連続玄武岩繊維製造のための生産設備および精密制御技術
1. 連続生産用主要生産設備 玄武岩繊維
連続 玄武岩繊維 生産は「ワンステッププロセス」を採用しており、ワークフローは簡素化されているものの、技術的な障壁は高い。炭素繊維生産と比較して、連続玄武岩繊維はエネルギー消費量が大幅に少なく(炭素繊維のエネルギー消費量の1/10以下)、CO₂、SO₂、その他の有害ガスを排出しないため、環境に優しく低炭素な生産方法である。連続玄武岩繊維生産の主要な熱設備は炉であり、るつぼ炉とタンク炉に分類される。
(1)るつぼ炉
るつぼ炉は通常、ブッシングごとに1つの炉で稼働する。
利点:コンパクトなサイズ、低投資、地域ごとのプロセス調整の柔軟性、小ロット生産や特殊生産への適性。
欠点:熱効率が低い、エネルギー消費量が多い、製品品質が不安定、生産効率が低い、全体的なコストが高い。

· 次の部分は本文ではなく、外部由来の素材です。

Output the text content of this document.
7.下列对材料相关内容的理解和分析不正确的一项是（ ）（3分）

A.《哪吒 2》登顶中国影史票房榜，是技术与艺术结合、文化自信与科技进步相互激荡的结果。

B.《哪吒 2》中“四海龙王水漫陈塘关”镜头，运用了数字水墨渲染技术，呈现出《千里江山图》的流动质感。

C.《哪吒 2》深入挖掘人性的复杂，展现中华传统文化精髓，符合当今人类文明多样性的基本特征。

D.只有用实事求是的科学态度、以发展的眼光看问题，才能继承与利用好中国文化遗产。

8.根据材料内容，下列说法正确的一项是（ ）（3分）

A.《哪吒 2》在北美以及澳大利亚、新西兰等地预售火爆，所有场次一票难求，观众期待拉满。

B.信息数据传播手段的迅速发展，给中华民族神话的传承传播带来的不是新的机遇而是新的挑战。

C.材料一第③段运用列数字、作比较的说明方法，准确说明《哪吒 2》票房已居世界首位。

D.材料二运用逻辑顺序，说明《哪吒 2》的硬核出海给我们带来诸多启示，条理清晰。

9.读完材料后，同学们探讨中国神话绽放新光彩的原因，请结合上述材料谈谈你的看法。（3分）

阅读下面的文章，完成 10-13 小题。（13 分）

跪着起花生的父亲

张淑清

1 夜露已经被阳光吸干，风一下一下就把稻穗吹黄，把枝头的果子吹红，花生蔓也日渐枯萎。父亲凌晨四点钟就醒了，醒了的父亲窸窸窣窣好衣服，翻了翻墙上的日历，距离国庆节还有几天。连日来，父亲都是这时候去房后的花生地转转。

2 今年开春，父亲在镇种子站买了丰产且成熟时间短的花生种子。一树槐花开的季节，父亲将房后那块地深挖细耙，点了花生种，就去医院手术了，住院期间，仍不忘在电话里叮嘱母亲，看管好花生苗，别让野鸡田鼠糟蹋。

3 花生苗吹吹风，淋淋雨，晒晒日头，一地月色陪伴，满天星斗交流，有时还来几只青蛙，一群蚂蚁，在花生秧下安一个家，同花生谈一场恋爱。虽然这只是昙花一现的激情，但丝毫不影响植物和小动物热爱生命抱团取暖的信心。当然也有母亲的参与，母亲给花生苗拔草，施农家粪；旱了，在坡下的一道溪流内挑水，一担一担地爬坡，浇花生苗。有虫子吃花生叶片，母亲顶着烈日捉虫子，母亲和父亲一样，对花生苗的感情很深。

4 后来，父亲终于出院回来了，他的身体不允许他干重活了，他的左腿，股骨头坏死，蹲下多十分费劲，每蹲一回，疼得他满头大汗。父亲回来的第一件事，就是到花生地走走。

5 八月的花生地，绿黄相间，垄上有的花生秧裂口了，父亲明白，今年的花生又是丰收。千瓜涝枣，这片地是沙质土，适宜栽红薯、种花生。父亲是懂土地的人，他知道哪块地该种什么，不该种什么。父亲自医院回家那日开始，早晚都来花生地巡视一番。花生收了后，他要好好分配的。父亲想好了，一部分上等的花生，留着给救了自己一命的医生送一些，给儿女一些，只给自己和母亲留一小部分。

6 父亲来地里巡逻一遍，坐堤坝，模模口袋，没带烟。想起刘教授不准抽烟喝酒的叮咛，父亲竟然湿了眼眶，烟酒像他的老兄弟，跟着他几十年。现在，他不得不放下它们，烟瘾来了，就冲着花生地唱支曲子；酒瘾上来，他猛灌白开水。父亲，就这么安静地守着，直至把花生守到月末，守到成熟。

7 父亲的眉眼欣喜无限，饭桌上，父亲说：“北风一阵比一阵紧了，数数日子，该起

現在、連続式玄武岩繊維製造業界ではるつぼ炉が主流であり、年間生産能力は100~300トンである。電極や耐火材の劣化により、るつぼ炉の寿命は6~12ヶ月と短い。業界発展の初期段階では、るつぼ炉は小規模生産や設備研究に最適であった。
るつぼ炉の種類:
- 炎式るつぼ炉:天然ガスと空気の燃焼によって加熱される。
長所:柔軟な炎制御、素早い始動・停止機能。
短所:炎の温度が低い、溶融能力が低い、窒素(空気の78%)が有害なNOₓ排出物を発生させるためエネルギーが無駄になる、加熱が不均一で溶融物の均一性が不安定になる。 - 全電気式るつぼ炉:板状または棒状の電極を介して内部から加熱する。
長所:高い熱効率、均一な内部加熱。
短所:電極の摩耗により寿命が短く、劣化後は全交換が必要となる。
(2)タンク炉
繊維の量と質に対する需要が高まるにつれ、タンク炉(複数のブッシングを備えた単一の炉)は大規模生産において不可欠な存在となっている。タンク炉は、厳密な温度制御、溶融物の均一性の向上、安定した製品品質、そして高い効率性を実現し、年間生産能力は数千トンから数万トンに達する。
タンク式炉の種類:
- 全電気式タンク炉:棒状電極(水平または底部に取り付け)を使用します。
長所:高い熱効率と均一な加熱。
短所:電極のホットスポット、摩耗の不均一、寿命が短い(約1年)。 - 全炎式タンク炉:天然ガスを燃料とし、空気または純酸素を混合して加熱します。効率向上と排出ガス削減のため、純酸素燃焼が推奨されます。
長所:長寿命(3年以上)、純酸素を使用するため省エネ。
短所:深層溶融では温度勾配が生じるが、浅層溶融では均一性が向上する。 - ハイブリッド式電気炉:上部炎加熱と底部/側面電極加熱を組み合わせた炉。
利点:溶融均質性の向上。
短所:複雑な設計、表面加熱の不均一性、水冷式電極によるエネルギー損失が大きい、電極摩耗による寿命が短い。
(3)ブッシング
白金ロジウム合金製のブッシングは、繊維成形における重要な構成要素です。大規模生産には、高容量のブッシングが求められます。初期のブッシングは200個の穴がありましたが、現在の標準規格では400個、800個、1,200個の穴が設けられています。ブッシング技術の進歩は、タンク炉の開発と相乗効果を発揮します。
2. 精密制御技術
玄武岩溶融物は、高い延伸/結晶化温度、急速な結晶化、狭い成形温度範囲、不均一な繊維硬化、強いブッシング濡れ性、低い熱透過性などの課題を抱えています。これらの要因により、繊維延伸中に不安定性(破断、飛散、直径のばらつきなど)が発生します。安定化は、次の3つの側面に依存します。
- 溶融物の均一性と安定性:精密な原料混合、炉内温度制御、溶融レベル調整、および圧力管理によって実現されます。
- ブッシングと温度制御:ブッシングの均一な加熱を確保し、結晶化を防ぎます。
- 延伸工程の最適化:延伸速度、冷却パラメータ、繊維張力の精密な制御が含まれます。
主要技術には、材料混合、炉内温度、溶融液面、チャンバー圧力、チャンネル温度、ブッシング温度、および延伸速度を制御する高度な制御システムが含まれます。これらにより、安定した高品質の連続玄武岩繊維生産が保証されます。